Il obéit sans protester, sûrement à cause de son mal de tête. 

''Alors, tu comptes m'expliquer ? Tu as de la fièvre, et tu te rends à une soirée pour te bourrer comme jamais ?'' 

''Est-ce que tout a besoin d'une justification ?'' il se plaint.

''Je ne comprends vraiment pas ce qui te passe par la tête, parfois.'' je réponds simplement. 

''Ne t'inquiète pas, moi aussi.''

''Taehyung ?'' je demande à l'appareil en prenant bien soin de prononcer son prénom haut et fort, dans l'espoir que Jungkook entende.

'C'est bien moi. Aela, tu sais que mon prénom s'affiche quand je t'appelle ?'' il lance, visiblement plus qu'agacé, et je l'arrête tout de suite :

''Du calme, du calme, pourquoi est-ce que tu es aussi énervé ?''

''Pourquoi est-ce que je suis énervé ?! Aela, tu n'es pas revenu hier soir ! Comment est-ce que j'étais censé rester calme ? Tu n'envoies aucun message, tu ne réponds à aucun appel, et je suis censé ne pas m'inquiéter ?'' 

Ah, merde, c'est vrai qu'il a pas tort. 

''Oups. Désolée ?'' je tente et il soupire à l'autre bout du fil.

''Tu pourrais au moins essayer de paraître sincère.'' il grommelle et je laisse échapper un rire quand je remarque que la colère dans sa voix s'est totalement évaporée.

Et bien, c'était beaucoup plus rapide que prévu.

''Tae, à propos, je ne compte pas rentrer tout de suite.'' je l'informe prudemment.

''Pourquoi ? Est-ce que tout va bien ?'' il s'inquiète et un sourire se fraye le chemin sur mon visage.

''Mon dieu, tu t'inquiètes toujours trop pour moi.''

''Tu es tellement vulnérable.'' il se justifie. ''Je ne comprends même pas encore comment on autorise les gens comme toi à conduire.''

''C'est toi qui parles ?'' je me moque.

''N'évite pas ma question. Où es-tu ?''

''Dans la chambre de- et bien, je sais pas vraiment en fait.''

''Attends, attends, quoi ? Tu es dans la chambre de qui ?! Aela, qu'est-ce que tu fous ?'' il crie à travers l'appareil, paniqué, et je ris.

''Calme-toi, calme-toi, je n'ai couché avec personne.'' je m'esclaffe. ''Jungkook était bourré, et je l'ai aidé.

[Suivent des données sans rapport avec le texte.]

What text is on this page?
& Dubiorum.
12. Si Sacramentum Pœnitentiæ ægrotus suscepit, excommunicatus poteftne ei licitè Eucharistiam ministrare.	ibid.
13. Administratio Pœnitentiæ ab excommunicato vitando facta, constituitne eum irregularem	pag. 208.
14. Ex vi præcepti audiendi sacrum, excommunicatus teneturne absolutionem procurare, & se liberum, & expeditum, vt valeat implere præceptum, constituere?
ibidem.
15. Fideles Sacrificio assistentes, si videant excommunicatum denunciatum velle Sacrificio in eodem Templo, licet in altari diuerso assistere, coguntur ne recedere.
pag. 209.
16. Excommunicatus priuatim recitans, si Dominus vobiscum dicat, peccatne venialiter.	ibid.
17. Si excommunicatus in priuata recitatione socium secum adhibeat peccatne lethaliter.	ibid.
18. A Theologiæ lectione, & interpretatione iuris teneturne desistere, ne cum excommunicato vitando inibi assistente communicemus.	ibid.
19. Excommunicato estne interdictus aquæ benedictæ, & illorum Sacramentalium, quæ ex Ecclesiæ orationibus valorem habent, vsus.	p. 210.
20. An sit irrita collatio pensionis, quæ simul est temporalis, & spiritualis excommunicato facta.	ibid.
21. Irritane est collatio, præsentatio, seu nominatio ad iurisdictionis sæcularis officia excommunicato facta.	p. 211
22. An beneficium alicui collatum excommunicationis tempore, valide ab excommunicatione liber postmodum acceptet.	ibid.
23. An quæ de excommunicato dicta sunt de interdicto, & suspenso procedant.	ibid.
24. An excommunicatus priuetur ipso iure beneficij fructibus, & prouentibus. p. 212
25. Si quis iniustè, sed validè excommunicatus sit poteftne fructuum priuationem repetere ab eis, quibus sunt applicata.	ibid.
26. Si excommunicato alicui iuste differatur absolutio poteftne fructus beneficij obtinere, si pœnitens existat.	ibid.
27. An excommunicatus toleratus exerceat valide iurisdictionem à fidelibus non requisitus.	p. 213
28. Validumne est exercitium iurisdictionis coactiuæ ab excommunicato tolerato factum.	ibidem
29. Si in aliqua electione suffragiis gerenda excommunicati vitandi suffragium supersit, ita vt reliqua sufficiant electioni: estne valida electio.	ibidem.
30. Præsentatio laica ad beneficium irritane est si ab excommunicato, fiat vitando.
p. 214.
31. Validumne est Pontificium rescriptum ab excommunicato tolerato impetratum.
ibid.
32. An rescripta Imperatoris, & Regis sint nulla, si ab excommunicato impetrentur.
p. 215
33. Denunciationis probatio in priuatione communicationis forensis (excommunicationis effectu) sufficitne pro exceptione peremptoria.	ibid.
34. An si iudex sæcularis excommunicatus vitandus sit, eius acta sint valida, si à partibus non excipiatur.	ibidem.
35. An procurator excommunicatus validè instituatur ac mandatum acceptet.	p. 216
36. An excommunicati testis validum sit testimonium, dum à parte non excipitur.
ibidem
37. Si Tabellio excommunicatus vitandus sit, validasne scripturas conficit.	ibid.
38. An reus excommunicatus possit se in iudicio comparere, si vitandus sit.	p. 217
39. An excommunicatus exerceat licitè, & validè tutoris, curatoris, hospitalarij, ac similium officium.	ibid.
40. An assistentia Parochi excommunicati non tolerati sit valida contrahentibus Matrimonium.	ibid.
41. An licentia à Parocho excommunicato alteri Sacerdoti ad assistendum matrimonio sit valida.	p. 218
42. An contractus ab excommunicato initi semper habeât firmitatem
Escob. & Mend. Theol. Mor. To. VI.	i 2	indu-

''Aider ne veut pas dire dormir dans le même lit, hein ?'' il clarifie, toujours tourmenté, et je le rassure.

''J'ai dormi sur le canapé, à des mètres de lui. Ne t'inquiète pas autant.''

''Comment ne pas m'inquiéter ?'' je l'entends soupirer à l'autre bout du fil et je me sens légèrement coupable en le voyant si tracassé par mon état.

J'espère qu'un jour, quelqu'un prendra soin de lui comme il le fait si bien pour moi et tous ceux qu'il aime. 

J'en suis sûre.

J'entends Jungkook tousser dans la pièce à côté, et je dis alors à Taehyung :

''Je dois y aller, il a besoin de moi.''

''Par il, tu veux dire Jungkook, n'es-''

Je raccroche avant qu'il n'aie le temps de terminer sa phrase.

-

''Il va falloir sortir de cette maison un jour ou l'autre.'' je lance soudainement à l'adresse de Jungkook, toujours affalé sur le lit, luttant contre sa gueule de bois terrible. 

''D'où est-ce que tu as pris l'aspirine ?'' il m'interroge, les sourcils froncés, ignorant totalement ma remarque.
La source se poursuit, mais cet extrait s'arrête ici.